Transfusion-Dependent Thalassemia and Venous Thromboembolism Management: Position Statement from the Steering Committees of Hemostasis and Erythrocyte and Hemoglobinopathies Study Groups-Hellenic Society of Haematology.

Venous thromboembolism is often underestimated in transfusion-dependent thalassemia (TDT) patients, as arterial thrombotic events are more commonly observed. Although therapeutic advancements have transformed this disease from a once-fatal childhood disease into a manageable chronic condition, some treatments may contribute to an increased risk of thrombosis. Additionally, the prolonged life expectancy of these patients further contributes to the overall thrombotic risk. Patients with thalassemia major present multiple challenges when considering anticoagulation therapy. The decision-making process is complicated by a delicate balance between thrombotic risk-driven by disease-related and treatment-associated factors-and potential bleeding tendencies, particularly in the presence of comorbid conditions such as liver dysfunction, hypersplenism, or thrombocytopenia.

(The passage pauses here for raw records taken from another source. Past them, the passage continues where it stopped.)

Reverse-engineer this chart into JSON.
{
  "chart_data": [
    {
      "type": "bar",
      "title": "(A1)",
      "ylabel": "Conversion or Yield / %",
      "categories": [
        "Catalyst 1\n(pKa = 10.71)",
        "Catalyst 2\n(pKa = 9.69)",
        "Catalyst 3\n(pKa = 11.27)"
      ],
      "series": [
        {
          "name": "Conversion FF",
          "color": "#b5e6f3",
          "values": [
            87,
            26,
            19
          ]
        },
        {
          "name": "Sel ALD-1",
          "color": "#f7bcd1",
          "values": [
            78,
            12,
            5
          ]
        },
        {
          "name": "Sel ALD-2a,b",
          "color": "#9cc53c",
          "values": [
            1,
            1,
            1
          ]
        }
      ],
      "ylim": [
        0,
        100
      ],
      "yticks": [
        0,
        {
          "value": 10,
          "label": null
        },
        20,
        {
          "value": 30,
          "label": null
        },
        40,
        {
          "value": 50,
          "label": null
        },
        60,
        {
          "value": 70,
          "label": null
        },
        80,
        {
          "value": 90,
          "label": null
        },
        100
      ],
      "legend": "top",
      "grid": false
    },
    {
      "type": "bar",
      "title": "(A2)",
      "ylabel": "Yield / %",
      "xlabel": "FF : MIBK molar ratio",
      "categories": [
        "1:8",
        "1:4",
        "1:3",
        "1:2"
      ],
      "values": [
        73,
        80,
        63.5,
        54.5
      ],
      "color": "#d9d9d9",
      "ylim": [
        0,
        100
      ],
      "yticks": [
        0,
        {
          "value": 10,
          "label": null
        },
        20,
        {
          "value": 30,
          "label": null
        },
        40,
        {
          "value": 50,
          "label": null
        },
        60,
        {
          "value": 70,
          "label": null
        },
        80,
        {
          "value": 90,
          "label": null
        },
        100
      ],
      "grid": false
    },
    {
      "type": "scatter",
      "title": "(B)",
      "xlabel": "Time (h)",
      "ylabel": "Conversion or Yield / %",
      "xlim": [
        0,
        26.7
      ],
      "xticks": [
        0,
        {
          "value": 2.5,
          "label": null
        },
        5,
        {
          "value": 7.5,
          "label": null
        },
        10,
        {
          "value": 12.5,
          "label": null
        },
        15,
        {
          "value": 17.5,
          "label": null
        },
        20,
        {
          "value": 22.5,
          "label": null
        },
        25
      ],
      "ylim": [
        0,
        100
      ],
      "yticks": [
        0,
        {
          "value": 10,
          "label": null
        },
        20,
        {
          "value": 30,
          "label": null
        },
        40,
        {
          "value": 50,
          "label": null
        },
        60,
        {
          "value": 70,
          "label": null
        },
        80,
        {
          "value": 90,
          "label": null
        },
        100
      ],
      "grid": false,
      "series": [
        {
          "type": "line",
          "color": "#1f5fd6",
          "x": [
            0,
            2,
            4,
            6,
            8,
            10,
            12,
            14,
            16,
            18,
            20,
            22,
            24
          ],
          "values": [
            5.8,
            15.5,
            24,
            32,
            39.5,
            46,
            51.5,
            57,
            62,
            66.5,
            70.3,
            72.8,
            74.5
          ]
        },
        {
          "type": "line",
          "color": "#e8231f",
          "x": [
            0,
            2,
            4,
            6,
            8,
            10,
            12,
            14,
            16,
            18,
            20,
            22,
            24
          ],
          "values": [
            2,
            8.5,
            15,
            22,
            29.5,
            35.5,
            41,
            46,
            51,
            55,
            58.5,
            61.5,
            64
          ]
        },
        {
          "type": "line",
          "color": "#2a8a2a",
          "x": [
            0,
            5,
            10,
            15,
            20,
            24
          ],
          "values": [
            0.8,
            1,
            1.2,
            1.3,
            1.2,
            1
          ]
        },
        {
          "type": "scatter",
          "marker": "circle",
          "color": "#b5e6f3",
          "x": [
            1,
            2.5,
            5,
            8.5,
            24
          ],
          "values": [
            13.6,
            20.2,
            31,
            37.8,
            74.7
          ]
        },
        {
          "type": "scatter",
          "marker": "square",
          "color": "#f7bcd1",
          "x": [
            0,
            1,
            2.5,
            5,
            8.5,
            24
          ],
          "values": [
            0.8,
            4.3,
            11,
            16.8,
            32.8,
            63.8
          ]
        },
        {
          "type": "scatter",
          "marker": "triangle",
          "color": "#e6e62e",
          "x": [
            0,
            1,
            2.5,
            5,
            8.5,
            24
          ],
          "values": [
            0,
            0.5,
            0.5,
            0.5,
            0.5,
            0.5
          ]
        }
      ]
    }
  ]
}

Therefore, ongoing assessment of both thrombotic and bleeding risk and the implementation of appropriate preventive strategies are essential to optimize patient outcomes. This document presents a consensus statement from the Steering Committee of the Hemostasis Working Group of the Hellenic Society of Hematology, offering guidance on thromboprophylaxis and anticoagulation management in adult TDT patients.